I ran derbyall with these changes against sane jars on Red Hat with IBM 1.4.2 and saw no new

I would appreciate any review comments, if anyone has the time...Thanks.

> Reset optimizer timeout for subqueries on a per-round basis to allow consideration of
plans that use pushed predicates.
> -----------------------------------------------------------------------------------------------------------------------
>          Key: DERBY-1073
>          URL: http://issues.apache.org/jira/browse/DERBY-1073
>      Project: Derby
>         Type: Sub-task
>   Components: Performance
>     Versions:
>     Reporter: A B
>     Assignee: A B
>     Priority: Minor
>  Attachments: d1073_timeoutFix_v1.patch, d1073_v1.patch, d1073_v2.patch
> I wanted to file this as subtask to DERBY-805, but since DERBY-805 is itself a subtask
to DERBY-649, I was not able to do so.  So I'm creating this issue as a(nother) subtaks for
> [ Based on derby-dev thread found here: http://article.gmane.org/gmane.comp.apache.db.derby.devel/16007
> If we have a query such as:
> select <...> from
>    (select t1.i, t2.j from t1, t2 where <...>) X1,
>     T3
> where <...>
> then we would have one "outer" query and one "subquery".  The outer query would be "select
<...> from X1, T3", the subquery would be "select t1.i, t2.j from t1, t2".
> In this case the Derby optimizer will create two instances of OptimizerImpl: one for
the outer query (call it OI_OQ) and one for the subquery (call it OI_SQ).  Each OptimizerImpl
has its own timeout "clock" that it initializes at creation time--but never resets.  If timeout
occurs, the OptimizerImpl will stop searching for "the" best plan and will just take the best
plan found so far.
> That said, for every permutation of the outer query a call will be made to optimize the
subquery.  To simplify things, let's assume there are only two permutations of the outer query:
one with join order {X1, T3} and another with join order {T3, X1}.

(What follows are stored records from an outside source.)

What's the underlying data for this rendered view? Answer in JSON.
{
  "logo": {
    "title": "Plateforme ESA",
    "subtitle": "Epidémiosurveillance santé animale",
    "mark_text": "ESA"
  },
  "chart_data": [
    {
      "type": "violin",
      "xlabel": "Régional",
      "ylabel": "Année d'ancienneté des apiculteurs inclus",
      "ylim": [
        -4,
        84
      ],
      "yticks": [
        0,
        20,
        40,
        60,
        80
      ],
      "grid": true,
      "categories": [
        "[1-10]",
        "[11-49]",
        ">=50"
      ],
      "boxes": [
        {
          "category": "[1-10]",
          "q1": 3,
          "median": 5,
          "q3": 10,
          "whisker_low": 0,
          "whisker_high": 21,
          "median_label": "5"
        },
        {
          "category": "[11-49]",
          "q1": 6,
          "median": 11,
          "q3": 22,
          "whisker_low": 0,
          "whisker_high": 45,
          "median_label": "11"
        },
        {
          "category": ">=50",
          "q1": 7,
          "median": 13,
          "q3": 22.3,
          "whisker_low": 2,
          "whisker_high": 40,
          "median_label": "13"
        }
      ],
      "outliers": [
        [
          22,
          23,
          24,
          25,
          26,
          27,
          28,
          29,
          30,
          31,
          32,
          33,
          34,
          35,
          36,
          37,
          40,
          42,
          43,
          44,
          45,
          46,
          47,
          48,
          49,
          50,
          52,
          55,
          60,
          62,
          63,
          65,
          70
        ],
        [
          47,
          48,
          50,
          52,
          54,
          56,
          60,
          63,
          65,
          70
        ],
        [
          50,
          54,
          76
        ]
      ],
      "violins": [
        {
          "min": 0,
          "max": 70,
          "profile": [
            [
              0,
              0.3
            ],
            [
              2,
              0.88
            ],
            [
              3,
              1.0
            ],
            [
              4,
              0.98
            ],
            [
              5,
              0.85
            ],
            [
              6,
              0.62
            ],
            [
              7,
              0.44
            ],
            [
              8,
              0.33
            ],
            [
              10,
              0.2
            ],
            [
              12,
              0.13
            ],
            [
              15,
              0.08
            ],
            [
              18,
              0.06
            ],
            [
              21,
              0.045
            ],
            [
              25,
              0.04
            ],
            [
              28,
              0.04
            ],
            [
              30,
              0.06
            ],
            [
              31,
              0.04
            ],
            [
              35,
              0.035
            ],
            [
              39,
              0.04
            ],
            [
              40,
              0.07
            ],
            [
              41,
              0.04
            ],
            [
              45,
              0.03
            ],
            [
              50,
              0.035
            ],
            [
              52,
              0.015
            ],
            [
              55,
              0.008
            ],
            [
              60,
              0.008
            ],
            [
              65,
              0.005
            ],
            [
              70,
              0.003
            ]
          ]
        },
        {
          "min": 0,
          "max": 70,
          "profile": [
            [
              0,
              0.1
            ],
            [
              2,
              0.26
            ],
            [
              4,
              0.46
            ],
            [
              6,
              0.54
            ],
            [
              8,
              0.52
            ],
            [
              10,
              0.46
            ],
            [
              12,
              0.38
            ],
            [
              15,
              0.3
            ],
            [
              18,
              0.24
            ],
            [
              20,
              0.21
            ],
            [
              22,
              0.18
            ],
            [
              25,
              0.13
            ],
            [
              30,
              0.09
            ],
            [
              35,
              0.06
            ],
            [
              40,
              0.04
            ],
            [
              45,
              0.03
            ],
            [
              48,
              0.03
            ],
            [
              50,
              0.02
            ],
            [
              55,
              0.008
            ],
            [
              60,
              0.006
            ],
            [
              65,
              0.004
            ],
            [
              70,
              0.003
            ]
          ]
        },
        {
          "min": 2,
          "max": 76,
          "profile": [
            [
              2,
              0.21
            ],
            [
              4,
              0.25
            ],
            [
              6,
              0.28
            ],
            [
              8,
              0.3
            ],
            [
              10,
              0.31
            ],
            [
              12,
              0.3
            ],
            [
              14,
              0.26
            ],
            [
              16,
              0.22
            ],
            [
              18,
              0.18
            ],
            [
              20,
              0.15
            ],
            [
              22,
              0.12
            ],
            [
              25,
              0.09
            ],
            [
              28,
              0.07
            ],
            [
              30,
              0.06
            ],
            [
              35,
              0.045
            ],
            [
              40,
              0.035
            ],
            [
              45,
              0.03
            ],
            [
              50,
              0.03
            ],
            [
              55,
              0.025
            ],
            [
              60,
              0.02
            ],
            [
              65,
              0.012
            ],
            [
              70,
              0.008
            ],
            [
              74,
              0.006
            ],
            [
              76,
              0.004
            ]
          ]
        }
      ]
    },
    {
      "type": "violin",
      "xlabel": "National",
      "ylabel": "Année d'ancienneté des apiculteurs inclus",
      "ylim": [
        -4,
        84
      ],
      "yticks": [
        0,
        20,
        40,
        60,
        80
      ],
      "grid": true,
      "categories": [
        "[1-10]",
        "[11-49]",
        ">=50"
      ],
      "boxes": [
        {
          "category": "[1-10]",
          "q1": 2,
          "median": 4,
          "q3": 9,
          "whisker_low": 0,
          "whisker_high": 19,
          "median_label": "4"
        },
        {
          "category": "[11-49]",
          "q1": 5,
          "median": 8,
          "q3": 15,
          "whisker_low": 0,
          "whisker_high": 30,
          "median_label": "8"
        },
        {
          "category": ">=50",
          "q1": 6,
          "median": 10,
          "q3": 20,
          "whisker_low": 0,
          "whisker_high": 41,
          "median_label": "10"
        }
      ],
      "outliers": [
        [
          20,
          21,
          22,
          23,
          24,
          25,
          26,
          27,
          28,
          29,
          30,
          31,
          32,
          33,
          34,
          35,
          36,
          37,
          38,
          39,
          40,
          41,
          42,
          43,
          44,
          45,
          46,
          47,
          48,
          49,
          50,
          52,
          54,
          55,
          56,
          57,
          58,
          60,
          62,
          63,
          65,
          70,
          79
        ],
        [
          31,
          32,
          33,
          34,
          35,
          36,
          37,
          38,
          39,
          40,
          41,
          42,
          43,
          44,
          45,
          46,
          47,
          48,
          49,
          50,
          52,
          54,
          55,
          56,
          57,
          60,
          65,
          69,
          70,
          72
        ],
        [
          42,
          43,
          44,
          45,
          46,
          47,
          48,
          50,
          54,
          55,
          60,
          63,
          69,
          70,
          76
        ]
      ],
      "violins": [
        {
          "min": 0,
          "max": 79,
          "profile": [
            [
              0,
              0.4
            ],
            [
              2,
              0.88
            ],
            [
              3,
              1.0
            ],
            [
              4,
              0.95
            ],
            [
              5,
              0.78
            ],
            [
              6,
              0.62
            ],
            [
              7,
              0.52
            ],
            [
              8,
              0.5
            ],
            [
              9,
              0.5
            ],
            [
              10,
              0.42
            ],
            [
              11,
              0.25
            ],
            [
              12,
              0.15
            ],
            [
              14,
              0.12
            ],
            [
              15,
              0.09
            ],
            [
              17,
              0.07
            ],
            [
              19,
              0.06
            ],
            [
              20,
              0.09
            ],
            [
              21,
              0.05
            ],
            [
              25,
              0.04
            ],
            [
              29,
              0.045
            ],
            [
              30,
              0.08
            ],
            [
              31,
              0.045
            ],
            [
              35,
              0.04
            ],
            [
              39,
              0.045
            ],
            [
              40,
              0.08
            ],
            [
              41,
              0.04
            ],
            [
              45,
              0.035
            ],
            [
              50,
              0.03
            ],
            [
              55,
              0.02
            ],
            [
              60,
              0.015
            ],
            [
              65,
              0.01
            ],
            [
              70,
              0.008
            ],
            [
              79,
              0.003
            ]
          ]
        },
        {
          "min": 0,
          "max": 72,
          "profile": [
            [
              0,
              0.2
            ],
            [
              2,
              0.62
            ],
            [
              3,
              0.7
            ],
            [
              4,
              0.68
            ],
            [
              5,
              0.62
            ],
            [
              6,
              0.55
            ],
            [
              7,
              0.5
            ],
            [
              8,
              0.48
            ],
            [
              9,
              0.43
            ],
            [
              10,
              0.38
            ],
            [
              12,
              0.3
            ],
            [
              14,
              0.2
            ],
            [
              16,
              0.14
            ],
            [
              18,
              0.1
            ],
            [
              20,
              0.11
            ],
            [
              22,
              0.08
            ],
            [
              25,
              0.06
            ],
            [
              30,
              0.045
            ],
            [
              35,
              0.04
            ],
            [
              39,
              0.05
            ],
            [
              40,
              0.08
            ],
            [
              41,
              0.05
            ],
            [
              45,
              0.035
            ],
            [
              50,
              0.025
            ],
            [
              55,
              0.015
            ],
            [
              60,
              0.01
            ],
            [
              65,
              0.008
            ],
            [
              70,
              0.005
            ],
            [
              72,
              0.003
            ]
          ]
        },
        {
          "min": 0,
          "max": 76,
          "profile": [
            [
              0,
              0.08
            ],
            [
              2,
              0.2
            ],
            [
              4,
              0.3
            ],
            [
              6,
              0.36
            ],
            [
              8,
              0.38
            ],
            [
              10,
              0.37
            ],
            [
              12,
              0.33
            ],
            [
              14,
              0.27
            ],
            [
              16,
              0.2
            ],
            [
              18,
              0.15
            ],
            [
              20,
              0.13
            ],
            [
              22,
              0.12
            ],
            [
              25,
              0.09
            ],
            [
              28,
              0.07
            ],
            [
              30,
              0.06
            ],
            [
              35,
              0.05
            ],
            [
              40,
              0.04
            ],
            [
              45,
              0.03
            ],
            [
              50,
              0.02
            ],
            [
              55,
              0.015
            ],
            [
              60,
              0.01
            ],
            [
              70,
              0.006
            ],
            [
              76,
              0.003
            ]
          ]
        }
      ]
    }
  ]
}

> Now let's say we're looking at the first permutation {X1, T3}.  OI_OQ will make a call
to optimize the subquery represented by OI_SQ.  Let's further say that the subquery tries
some permutation {T1, T2} and then times out.  It then returns the plan information for {T1,
T2} to the outer query.  The outer query, which has *not* yet timed out, then decides to try
its second permutation {T3, X1}.  So it again makes a call to optimize the subquery.  In this
case, the subquery--which has already timed out--will *immediately* return without trying
to optimize anything.  The outer query will then make a decision about its second permutation
based on the un-optimized subquery's plan results.
> This hasn't really been an issue to date because the "best plan" chosen by the subquery
is typically independent of the outer query's current permutation--with the exception of "outerCost",
which is passed in from the outer query and is factored into the subquery's cost estimates.
 Because of this relative independence, the plan chosen by the subquery would rarely (if ever?)
change with different permutations of the outer query, so if the subquery timed out once there
was no point in trying to re-optimize it again later.
> With DERBY-805, though, Derby has acquired the ability to push predicates from outer
queries down into subqueries--which means that the outer join order can have a very significant
impact on the plan chosen by the subquery.  But because the timeout mechanism is never reset,
we could end up skipping the second optimization phase of the subquery, which means we never
get a chance to see how much the outer predicates can help, and thus we could end up skipping
over some plans that have the potential to give us significant performance improvement.
> So resolution of this issue would involve resetting the timeout state for subqueries
to allow the Derby optimizer to consider plans that rely on pushed predicates.